This week two students published an article in the Chimes, which said that they had written a poem using a large language model, submitted it, and received word that it was accepted. Their piece said that they did this to further conversation around artificial intelligence. This seems like it was going to happen inevitably, and aren’t shocked that somebody chose this semester to attempt to get this submitted. We agree that the conversation around artificial intelligence and the creation of art using large language models is interesting. The fact that an LLM wrote a piece good enough for our jury to accept it is interesting in and of itself.
However, I am deeply disappointed that these students chose to allow this piece to be published. Once our open-to-all juries make their final decisions, we notify each submitter that their piece has been accepted. It was at this point that these students could have made their point while also retracting their piece from the publication, allowing an actual student’s creation to be featured in its place. Unfortunately, they opted to proceed with the piece’s publication. Although I wish this hadn’t happened, I am grateful for the chance to articulate Dialogue’s perspective on AI, and I hope this might serve as a guiding statement for Dialogue’s work going forward.
Dialogue is a human artifact.
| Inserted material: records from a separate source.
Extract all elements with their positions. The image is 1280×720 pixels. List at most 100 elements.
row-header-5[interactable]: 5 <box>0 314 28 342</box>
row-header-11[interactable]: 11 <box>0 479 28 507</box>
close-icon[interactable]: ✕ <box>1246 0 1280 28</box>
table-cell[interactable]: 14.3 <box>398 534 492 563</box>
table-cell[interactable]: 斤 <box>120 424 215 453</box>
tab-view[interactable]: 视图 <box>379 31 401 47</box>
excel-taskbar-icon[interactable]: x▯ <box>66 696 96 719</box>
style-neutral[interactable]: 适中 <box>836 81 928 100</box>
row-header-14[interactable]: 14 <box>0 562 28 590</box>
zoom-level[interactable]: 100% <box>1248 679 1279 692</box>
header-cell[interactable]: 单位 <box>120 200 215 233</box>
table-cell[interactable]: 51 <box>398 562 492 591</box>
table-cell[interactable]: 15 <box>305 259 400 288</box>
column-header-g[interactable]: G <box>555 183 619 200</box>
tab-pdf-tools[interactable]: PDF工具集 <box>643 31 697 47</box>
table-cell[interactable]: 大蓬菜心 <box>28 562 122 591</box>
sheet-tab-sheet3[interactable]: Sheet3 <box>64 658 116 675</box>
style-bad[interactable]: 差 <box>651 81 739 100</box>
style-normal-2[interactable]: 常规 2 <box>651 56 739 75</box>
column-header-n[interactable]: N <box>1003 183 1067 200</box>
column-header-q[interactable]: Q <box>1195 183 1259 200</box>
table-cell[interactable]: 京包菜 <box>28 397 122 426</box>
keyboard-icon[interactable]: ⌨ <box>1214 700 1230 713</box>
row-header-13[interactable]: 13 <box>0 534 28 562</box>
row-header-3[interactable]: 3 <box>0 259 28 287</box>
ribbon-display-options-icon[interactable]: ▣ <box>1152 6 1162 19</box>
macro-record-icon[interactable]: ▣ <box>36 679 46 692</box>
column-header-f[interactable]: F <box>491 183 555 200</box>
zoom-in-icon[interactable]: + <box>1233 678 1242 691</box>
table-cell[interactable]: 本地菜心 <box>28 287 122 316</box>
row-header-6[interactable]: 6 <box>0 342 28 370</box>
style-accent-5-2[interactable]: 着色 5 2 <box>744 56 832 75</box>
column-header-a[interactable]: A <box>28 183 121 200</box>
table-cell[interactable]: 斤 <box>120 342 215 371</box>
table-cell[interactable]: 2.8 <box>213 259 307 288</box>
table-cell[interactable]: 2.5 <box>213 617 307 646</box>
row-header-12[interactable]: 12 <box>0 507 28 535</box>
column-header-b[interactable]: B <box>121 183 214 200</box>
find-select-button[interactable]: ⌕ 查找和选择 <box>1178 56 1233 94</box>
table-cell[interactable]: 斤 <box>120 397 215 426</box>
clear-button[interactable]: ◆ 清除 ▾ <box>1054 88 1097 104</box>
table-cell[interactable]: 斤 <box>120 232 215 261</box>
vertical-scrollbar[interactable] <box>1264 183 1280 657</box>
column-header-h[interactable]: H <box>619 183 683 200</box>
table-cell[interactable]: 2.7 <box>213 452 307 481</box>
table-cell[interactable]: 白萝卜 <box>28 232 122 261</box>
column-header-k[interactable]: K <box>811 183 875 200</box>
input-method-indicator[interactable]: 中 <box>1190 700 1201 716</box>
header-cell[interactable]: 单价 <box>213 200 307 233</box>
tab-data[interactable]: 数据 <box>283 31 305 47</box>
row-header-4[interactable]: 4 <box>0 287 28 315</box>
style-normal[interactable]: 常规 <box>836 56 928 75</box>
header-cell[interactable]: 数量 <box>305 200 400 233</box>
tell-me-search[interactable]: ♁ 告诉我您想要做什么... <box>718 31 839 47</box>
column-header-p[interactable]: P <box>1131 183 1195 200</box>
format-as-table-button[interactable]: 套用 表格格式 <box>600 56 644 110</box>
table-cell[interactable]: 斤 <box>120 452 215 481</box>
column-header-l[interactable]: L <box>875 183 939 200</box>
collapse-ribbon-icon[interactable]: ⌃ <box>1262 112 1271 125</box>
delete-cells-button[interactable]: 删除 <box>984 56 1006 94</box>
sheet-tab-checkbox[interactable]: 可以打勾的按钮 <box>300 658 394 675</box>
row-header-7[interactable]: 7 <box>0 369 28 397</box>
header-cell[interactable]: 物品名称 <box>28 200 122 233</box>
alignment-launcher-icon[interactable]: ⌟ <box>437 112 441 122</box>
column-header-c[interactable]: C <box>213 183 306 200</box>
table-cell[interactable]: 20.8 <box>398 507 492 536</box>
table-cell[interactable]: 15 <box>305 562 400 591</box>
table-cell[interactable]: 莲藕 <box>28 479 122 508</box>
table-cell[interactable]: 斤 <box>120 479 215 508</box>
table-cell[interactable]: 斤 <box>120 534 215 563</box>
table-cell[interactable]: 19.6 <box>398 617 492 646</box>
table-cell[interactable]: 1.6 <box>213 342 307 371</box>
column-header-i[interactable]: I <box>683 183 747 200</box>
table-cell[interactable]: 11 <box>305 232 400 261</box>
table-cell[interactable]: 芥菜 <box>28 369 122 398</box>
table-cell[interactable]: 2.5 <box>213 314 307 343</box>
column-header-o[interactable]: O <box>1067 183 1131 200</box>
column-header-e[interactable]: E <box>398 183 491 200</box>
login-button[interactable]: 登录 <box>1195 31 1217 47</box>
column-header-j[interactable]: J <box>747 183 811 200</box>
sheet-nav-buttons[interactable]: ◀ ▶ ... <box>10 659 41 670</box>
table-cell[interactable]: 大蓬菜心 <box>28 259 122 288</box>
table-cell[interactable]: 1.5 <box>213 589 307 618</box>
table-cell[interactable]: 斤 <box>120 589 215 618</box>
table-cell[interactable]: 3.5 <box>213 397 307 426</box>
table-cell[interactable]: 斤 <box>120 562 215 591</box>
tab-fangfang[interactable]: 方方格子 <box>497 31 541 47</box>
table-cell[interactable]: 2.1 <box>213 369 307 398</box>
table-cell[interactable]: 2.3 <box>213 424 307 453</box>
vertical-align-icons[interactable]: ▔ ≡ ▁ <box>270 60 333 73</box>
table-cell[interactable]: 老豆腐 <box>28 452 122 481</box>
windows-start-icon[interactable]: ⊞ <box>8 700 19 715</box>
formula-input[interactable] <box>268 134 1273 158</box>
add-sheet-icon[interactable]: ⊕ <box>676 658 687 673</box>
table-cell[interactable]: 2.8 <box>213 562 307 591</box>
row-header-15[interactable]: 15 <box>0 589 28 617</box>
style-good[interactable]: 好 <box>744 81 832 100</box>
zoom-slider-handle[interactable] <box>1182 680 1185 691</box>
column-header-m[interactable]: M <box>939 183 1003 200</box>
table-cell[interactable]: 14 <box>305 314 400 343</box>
It represents the best work that dedicated students have submitted through the mastery of a craft, and by using that mastery to communicate insightful, beautiful, and sometimes painful things. This piece does damage to that community, and damages the integrity of that community’s work. A volume of Dialogue is made up of the best creative work of Calvin’s students in a semester, and the inclusion of this fundamentally deceptive piece hurts the students who have put love and time into their work, and my staff who have done the same with the journal.
To be clear, I see this volume of Dialogue no differently than the rest that I have worked on. In fact, I am more proud of this volume than any other. Inside are pieces by writers who I have watched develop over several semesters, pieces by visual artists trying exciting new mediums and techniques. My staff worked hard to put this together, and nobody harder than our two layout editors, Emily Griffin and Brynna Morren, who have made this volume simply gorgeous.
As Dialogue goes forward, this unfortunate experience changes little. Though it is unfortunate that our anonymous jurying process was taken advantage of, I absolutely believe that this is the best system to fairly select the pieces that are featured in each volume. If you’d like to see how this process works, I invite you to attend jurying next fall; it really is a blast. One change people might notice will be an addition to our submission form, asking submitters to confirm that the work they are submitting is 100% their own, and not generated by a machine learning model. This is the world we live in now, and Dialogue must change along with it. This does not change the fact that Dialogue is the work of humans for other humans.